Pricking new antibiotic from nose microbe



Like our gut our nose is also an ambush for microorganisms, where gut is flooded with food but nose is a wasteland. Resources are scare but competition is fierce and so nasal microbes fight with each other and kill with specific antibiotics. May be from those killers we might recruit useful weapons.

Researchers from University of Tübingen have found such a weapon or chemical drug called lugdunin. It is produced by the bacterium that already dwelling in our noses and able to kill microbes like Staphylococcus aureus. It is chemically unrelated to previous known antibiotics and hence we can welcome a new member in antibiotic family.

“It is the founding member of a new class of antimicrobial compounds,” says Andreas Peschel, who led the study.

Scientists look at this new chemical and might take years from now to launch it as clinical drug after it follows multiple tests.
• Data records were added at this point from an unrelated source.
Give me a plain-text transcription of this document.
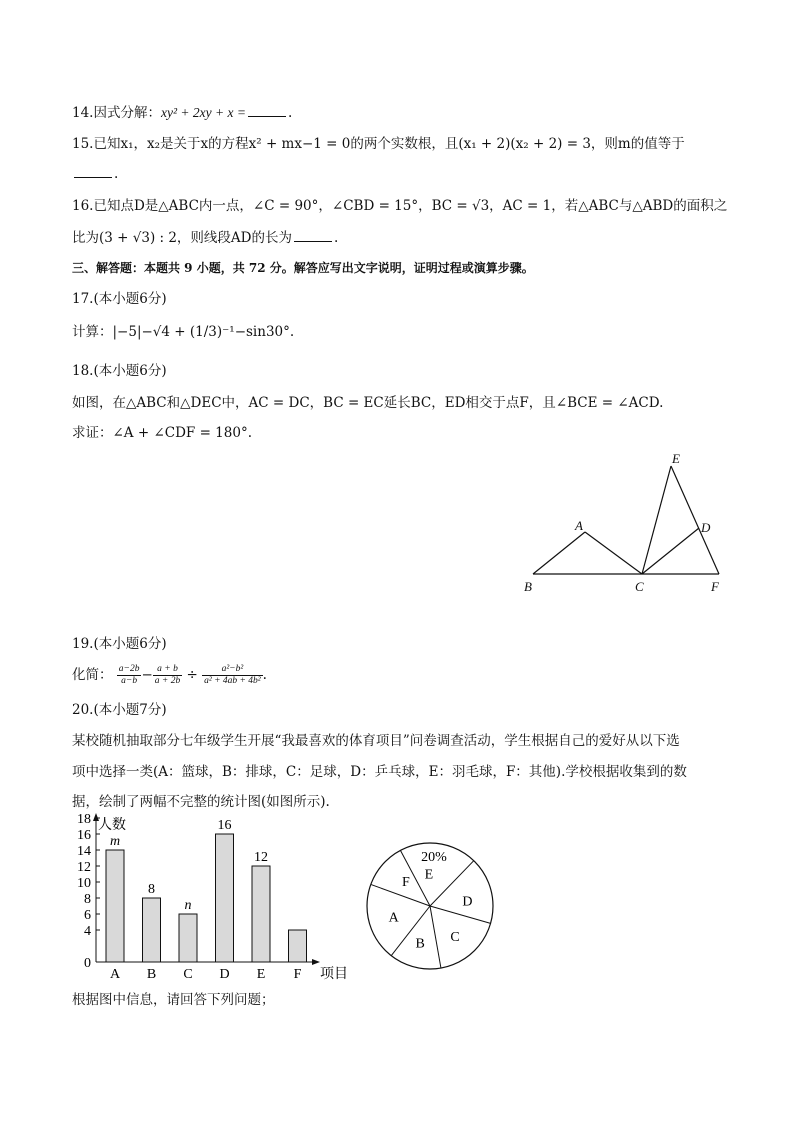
14.因式分解：xy² + 2xy + x =	.
15.已知x₁，x₂是关于x的方程x² + mx−1 = 0的两个实数根，且(x₁ + 2)(x₂ + 2) = 3，则m的值等于
.
16.已知点D是△ABC内一点，∠C = 90°，∠CBD = 15°，BC = √3，AC = 1，若△ABC与△ABD的面积之
比为(3 + √3) : 2，则线段AD的长为	.
三、解答题：本题共 9 小题，共 72 分。解答应写出文字说明，证明过程或演算步骤。
17.(本小题6分)
计算：|−5|−√4 + (1/3)⁻¹−sin30°.
18.(本小题6分)
如图，在△ABC和△DEC中，AC = DC，BC = EC延长BC，ED相交于点F，且∠BCE = ∠ACD.
求证：∠A + ∠CDF = 180°.
B
A
C
E
D
F
19.(本小题6分)
化简： $\frac{a-2b}{a-b} - \frac{a + b}{a + 2b} \div \frac{\text{a²−b²}}{\text{a² + 4ab + 4b²}}$ .
20.(本小题7分)
某校随机抽取部分七年级学生开展“我最喜欢的体育项目”问卷调查活动，学生根据自己的爱好从以下选
项中选择一类(A：篮球，B：排球，C：足球，D：乒乓球，E：羽毛球，F：其他).学校根据收集到的数
据，绘制了两幅不完整的统计图(如图所示).
人数
项目
0
4
6
8
10
12
14
16
18
A
m
B
8
C
n
D
16
E
12
F
E
20%
D
C
B
A
F
根据图中信息，请回答下列问题；
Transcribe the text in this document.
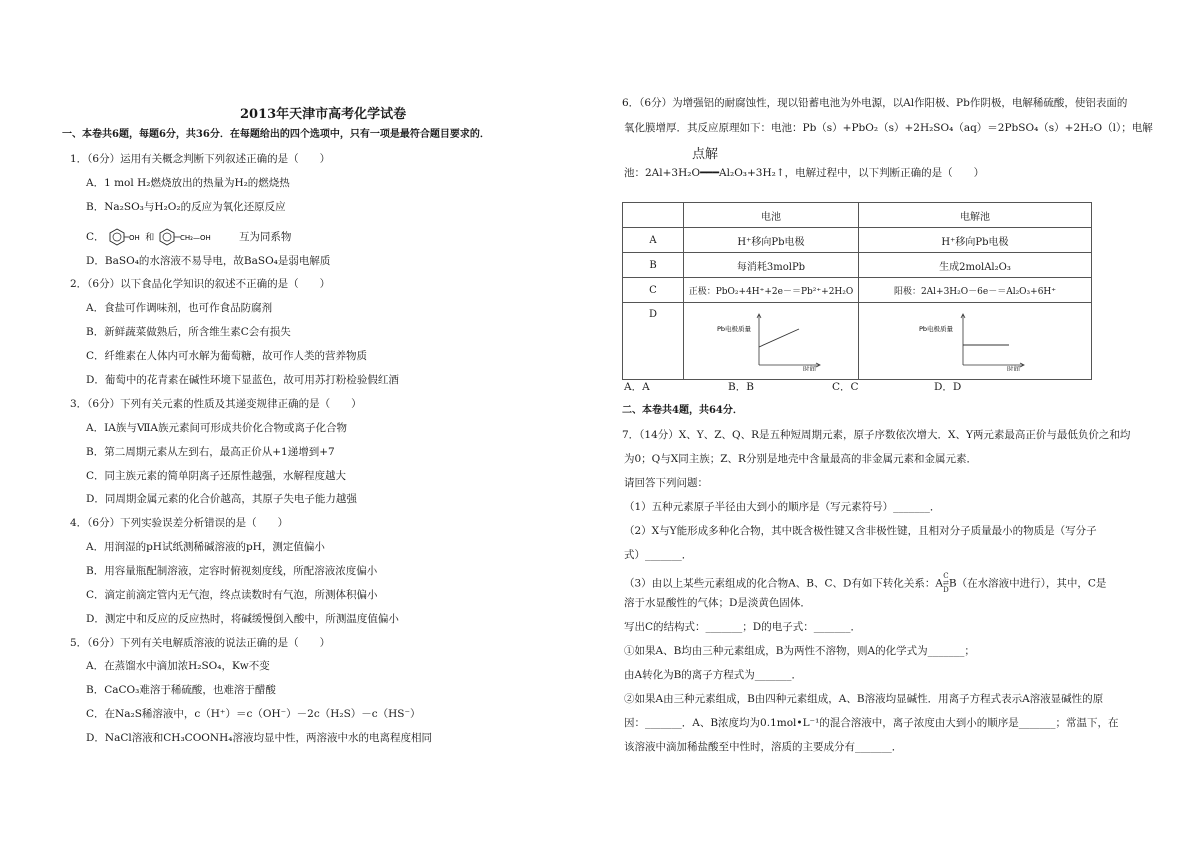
2013年天津市高考化学试卷
一、本卷共6题，每题6分，共36分．在每题给出的四个选项中，只有一项是最符合题目要求的．
1．（6分）运用有关概念判断下列叙述正确的是（　　）
A．1 mol H₂燃烧放出的热量为H₂的燃烧热
B．Na₂SO₃与H₂O₂的反应为氧化还原反应
C．	OH 和	CH₂—OH	互为同系物
D．BaSO₄的水溶液不易导电，故BaSO₄是弱电解质
2．（6分）以下食品化学知识的叙述不正确的是（　　）
A．食盐可作调味剂，也可作食品防腐剂
B．新鲜蔬菜做熟后，所含维生素C会有损失
C．纤维素在人体内可水解为葡萄糖，故可作人类的营养物质
D．葡萄中的花青素在碱性环境下显蓝色，故可用苏打粉检验假红酒
3．（6分）下列有关元素的性质及其递变规律正确的是（　　）
A．ⅠA族与ⅦA族元素间可形成共价化合物或离子化合物
B．第二周期元素从左到右，最高正价从+1递增到+7
C．同主族元素的简单阴离子还原性越强，水解程度越大
D．同周期金属元素的化合价越高，其原子失电子能力越强
4．（6分）下列实验误差分析错误的是（　　）
A．用润湿的pH试纸测稀碱溶液的pH，测定值偏小
B．用容量瓶配制溶液，定容时俯视刻度线，所配溶液浓度偏小
C．滴定前滴定管内无气泡，终点读数时有气泡，所测体积偏小
D．测定中和反应的反应热时，将碱缓慢倒入酸中，所测温度值偏小
5．（6分）下列有关电解质溶液的说法正确的是（　　）
A．在蒸馏水中滴加浓H₂SO₄，Kw不变
B．CaCO₃难溶于稀硫酸，也难溶于醋酸
C．在Na₂S稀溶液中，c（H⁺）＝c（OH⁻）－2c（H₂S）－c（HS⁻）
D．NaCl溶液和CH₃COONH₄溶液均显中性，两溶液中水的电离程度相同
6．（6分）为增强铝的耐腐蚀性，现以铅蓄电池为外电源，以Al作阳极、Pb作阴极，电解稀硫酸，使铝表面的
氧化膜增厚．其反应原理如下：电池：Pb（s）+PbO₂（s）+2H₂SO₄（aq）＝2PbSO₄（s）+2H₂O（l）；电解
点解
池：2Al+3H₂O━━━Al₂O₃+3H₂↑，电解过程中，以下判断正确的是（　　）
	电池	电解池
A	H⁺移向Pb电极	H⁺移向Pb电极
B	每消耗3molPb	生成2molAl₂O₃
C	正极：PbO₂+4H⁺+2e－＝Pb²⁺+2H₂O	阳极：2Al+3H₂O－6e－＝Al₂O₃+6H⁺
D	Pb电极质量
时间	Pb电极质量
时间
A．A	B．B	C．C	D．D
二、本卷共4题，共64分．
7．（14分）X、Y、Z、Q、R是五种短周期元素，原子序数依次增大．X、Y两元素最高正价与最低负价之和均
为0；Q与X同主族；Z、R分别是地壳中含量最高的非金属元素和金属元素．
请回答下列问题：
（1）五种元素原子半径由大到小的顺序是（写元素符号）_______．
（2）X与Y能形成多种化合物，其中既含极性键又含非极性键，且相对分子质量最小的物质是（写分子
式）_______．
（3）由以上某些元素组成的化合物A、B、C、D有如下转化关系：A
C
⇄
D
B（在水溶液中进行），其中，C是
溶于水显酸性的气体；D是淡黄色固体．
写出C的结构式：_______；D的电子式：_______．
①如果A、B均由三种元素组成，B为两性不溶物，则A的化学式为_______；
由A转化为B的离子方程式为_______．
②如果A由三种元素组成，B由四种元素组成，A、B溶液均显碱性．用离子方程式表示A溶液显碱性的原
因：_______．A、B浓度均为0.1mol•L⁻¹的混合溶液中，离子浓度由大到小的顺序是_______；常温下，在
该溶液中滴加稀盐酸至中性时，溶质的主要成分有_______．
A new antibiotic is almost a new regiment always required to defeat antibiotic resistance in many bacteria.

Our body has different ecosystem considering bacterial adaptation. Looking at nose which is nutrient depriving and much competitive for bacterial survival, so it was obvious to see bacteria using their weapons to bring down others. One amongst such was Staphylococcus lugdunensis from which lugdunin was isolated. The chemical has an unusual structure and its mode of killing is still a smudge.
In relatively low concentrations it was found promising to kill drug resistance S. aureus and Enterococcus, and also number of other disease causing bacteria.